A Gospel Parable About Wealth
by Mark S. Roberti, Director of Stewardship
Heartland Parishes of Ellis County

The parable of the dishonest steward points out that there are two types of wealth: honest wealth and dishonest wealth. With regard to wealth, all of us would agree that our wealth is honest wealth. And most of us believe we are not particularly wealthy. We would like to be able to live like the wealthier people we know. But even the wealthiest person we know doesn’t think he is particularly wealthy. He travels in different circles. He thinks some of the wealthier people he knows are wealthy. He would like to be like them.

You remember the parable story of which I speak. It’s from the Gospel of Luke 9:1-15. The rich man has a steward who was wasting his goods. So he asks him for an account of his stewardship. The steward knows he has been less than honest in the service of the master, so he cuts a series of deals with the master’s debtors to curry favor with them, because he knows he will soon be out of a job.

The master commends him for his shrewdness. He says, "for the sons of this world are more shrewd in dealing with their own generation than the sons of light." You and I, we are supposed to be the sons of light to which the master is referring. The Master is God. He is the one who owns all the treasure of which we are meant to be stewards.

The Master states, "He who is faithful in very little is faithful also in much: and he who is dishonest in very little, is dishonest in much." Here, God is talking to us. The passage goes on to say, "If then, you have not been faithful in the unrighteous mammon, who will entrust to you the true riches?" In other words, if one is selfish with the grace of financial wealth, why should God bless him with the spiritual blessings of a healthy and wholesome relationship with the Master?

It would seem like this Gospel parable climaxes with the warning which then follows, "No servant can serve two masters; for either he will hate the one and love the other, or he will be devoted to the one and despise the other. You cannot serve God and mammon." Most of us stop paying attention after that verse. It is such an overpowering statement.

But looks what comes next. "The Pharisees, who were lovers of money, heard all this and they scoffed at him. But he said to them, ‘You are those who justify yourselves before men, but God knows your hearts; for what is exalted among men is an abomination in the sight of God.’"

Think about it honestly; what do we exalt in this life? We may not be lovers of money, but we certainly love those things, conveniences, and securities that money can buy. Aren’t those the very things of which Jesus is speaking in this parable... the things we often put even before God?

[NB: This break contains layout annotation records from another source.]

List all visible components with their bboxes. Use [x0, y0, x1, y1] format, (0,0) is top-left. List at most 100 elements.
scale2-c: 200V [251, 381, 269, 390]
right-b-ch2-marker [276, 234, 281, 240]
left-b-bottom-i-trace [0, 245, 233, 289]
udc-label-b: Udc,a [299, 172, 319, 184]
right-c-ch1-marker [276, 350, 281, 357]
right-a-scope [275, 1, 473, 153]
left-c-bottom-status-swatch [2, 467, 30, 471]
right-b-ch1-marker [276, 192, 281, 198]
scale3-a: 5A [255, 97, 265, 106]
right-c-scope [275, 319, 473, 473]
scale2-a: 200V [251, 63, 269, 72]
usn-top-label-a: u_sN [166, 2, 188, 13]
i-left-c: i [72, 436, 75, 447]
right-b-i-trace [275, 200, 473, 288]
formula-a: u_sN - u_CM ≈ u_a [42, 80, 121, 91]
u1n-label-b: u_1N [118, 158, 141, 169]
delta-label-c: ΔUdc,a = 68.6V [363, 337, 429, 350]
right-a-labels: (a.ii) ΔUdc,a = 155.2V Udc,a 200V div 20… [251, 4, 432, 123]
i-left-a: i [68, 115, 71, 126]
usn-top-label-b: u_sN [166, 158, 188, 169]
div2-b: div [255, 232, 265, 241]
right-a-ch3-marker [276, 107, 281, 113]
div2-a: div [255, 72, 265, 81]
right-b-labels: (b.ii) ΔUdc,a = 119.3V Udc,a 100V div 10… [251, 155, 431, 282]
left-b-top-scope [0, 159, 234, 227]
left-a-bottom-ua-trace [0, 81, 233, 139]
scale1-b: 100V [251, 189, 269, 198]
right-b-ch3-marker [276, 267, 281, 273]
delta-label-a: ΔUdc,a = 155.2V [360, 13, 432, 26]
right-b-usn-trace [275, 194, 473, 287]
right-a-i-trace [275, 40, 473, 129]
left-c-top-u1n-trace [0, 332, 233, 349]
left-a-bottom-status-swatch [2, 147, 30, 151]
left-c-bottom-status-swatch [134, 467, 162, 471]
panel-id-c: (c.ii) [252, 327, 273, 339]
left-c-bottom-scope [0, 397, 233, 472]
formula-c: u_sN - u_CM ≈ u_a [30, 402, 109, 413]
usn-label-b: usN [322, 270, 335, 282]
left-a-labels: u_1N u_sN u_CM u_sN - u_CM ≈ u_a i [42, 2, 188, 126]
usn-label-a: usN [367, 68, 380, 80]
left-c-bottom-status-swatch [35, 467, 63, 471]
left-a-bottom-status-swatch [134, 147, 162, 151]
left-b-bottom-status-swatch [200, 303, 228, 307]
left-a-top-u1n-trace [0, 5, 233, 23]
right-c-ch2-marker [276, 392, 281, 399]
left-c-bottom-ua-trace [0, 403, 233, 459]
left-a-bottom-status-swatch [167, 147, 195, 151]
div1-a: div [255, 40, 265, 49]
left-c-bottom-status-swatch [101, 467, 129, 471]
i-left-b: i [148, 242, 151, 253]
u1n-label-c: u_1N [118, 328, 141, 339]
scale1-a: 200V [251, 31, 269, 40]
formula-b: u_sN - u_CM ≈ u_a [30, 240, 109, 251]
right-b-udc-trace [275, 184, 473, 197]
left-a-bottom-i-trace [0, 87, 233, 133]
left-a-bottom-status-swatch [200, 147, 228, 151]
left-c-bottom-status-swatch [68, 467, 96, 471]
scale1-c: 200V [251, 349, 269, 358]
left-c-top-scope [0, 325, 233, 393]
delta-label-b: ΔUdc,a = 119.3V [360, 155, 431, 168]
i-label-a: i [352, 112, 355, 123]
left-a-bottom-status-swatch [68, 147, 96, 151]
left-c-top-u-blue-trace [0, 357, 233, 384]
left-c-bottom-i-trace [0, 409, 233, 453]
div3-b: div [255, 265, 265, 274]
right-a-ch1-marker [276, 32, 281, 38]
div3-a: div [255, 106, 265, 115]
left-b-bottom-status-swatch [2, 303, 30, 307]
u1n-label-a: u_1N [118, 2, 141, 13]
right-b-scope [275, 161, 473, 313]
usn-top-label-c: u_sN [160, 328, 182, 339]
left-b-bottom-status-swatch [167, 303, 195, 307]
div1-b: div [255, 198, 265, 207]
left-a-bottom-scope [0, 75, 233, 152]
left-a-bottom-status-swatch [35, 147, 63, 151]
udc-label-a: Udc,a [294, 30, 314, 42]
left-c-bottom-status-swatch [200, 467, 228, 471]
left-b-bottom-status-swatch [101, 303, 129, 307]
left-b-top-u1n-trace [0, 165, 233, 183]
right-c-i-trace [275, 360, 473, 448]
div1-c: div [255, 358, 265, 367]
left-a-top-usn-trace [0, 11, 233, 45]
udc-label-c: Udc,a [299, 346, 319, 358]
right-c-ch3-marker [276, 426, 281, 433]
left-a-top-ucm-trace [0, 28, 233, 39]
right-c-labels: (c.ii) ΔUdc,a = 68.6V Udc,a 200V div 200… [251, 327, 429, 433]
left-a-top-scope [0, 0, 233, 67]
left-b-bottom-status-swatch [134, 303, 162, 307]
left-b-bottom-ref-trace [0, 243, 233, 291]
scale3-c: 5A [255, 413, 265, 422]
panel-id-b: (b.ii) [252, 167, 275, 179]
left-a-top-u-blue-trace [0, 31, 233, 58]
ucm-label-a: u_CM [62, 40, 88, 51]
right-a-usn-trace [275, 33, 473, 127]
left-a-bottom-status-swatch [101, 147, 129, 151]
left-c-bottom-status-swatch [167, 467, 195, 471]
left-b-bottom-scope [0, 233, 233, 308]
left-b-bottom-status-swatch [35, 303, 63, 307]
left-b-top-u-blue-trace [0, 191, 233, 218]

My guess is that in this parable -- to a greater or lesser degree -- most of us are the dishonest steward. We are trying to play both sides of the fence with this life and the next. In this juggling act, we are cheating the Master of the due that is rightfully His. The Holy Spirit is trying to lead us to true wealth, true happiness, life in God. But we will not let go of what is in our hands to take His. We don’t value our relationship with the Lord enough. We just don’t want to make that kind of sacrifice.

God, the true Master, has gifted us. Yet, we think our abilities and possessions are ours. We think we have "earned" them. Besides that, many others have more than we; they do not share theirs. These reasons, at least sub-consciously, seems to be our rationale for not being as generous in sharing our gifts as we ought to be. We do not seriously weigh the fact that so many others have much less than we. We’re not overly inclined to return the first fruits of our labors with God through the Church. We think we need what we have. What about a rainy day?

Yet in putting ourselves first and in not trusting in Jesus, we cheat God -- and we unwittingly cheat ourselves -- in the process. There is a passage in the Book of Malachi, the last book of the Old Testament. It is the bridge between the Old and the New Testament. It reads as follows: "Dare a man rob God? Yet you are robbing me! And you say, ‘How do we rob you?’ In tithes and in offerings! You are indeed accursed, for you, the whole nation, rob me." (Mal 3:9)

It is not two or three of us doing this. It’s pretty much the whole nation, the whole people of God. No wonder the Church is in crisis. No wonder faith and commitment are at a near all-time low. We have put ourselves, our wants, before our sacrifice of obedience and thanksgiving due to God.

What the solution? It comes in the very next verse. "Bring the whole tithe into the storehouse, That there may be food in my house, and try me in this, says the Lord of hosts; Shall I not open the floodgates of heaven, and pour down blessing upon you without measure." (Mal 3:10)

Stewardship is not for just the other person who we think is rich. It is for us; and it is for us today. It adds substance, it adds meaning, it adds blessings to our lives. But if we choose against stewardship, someday, sooner than we think, we are going to be asked to give an account our stewardship.

Will God see us as honest, or dishonest, stewards? The parable is for us.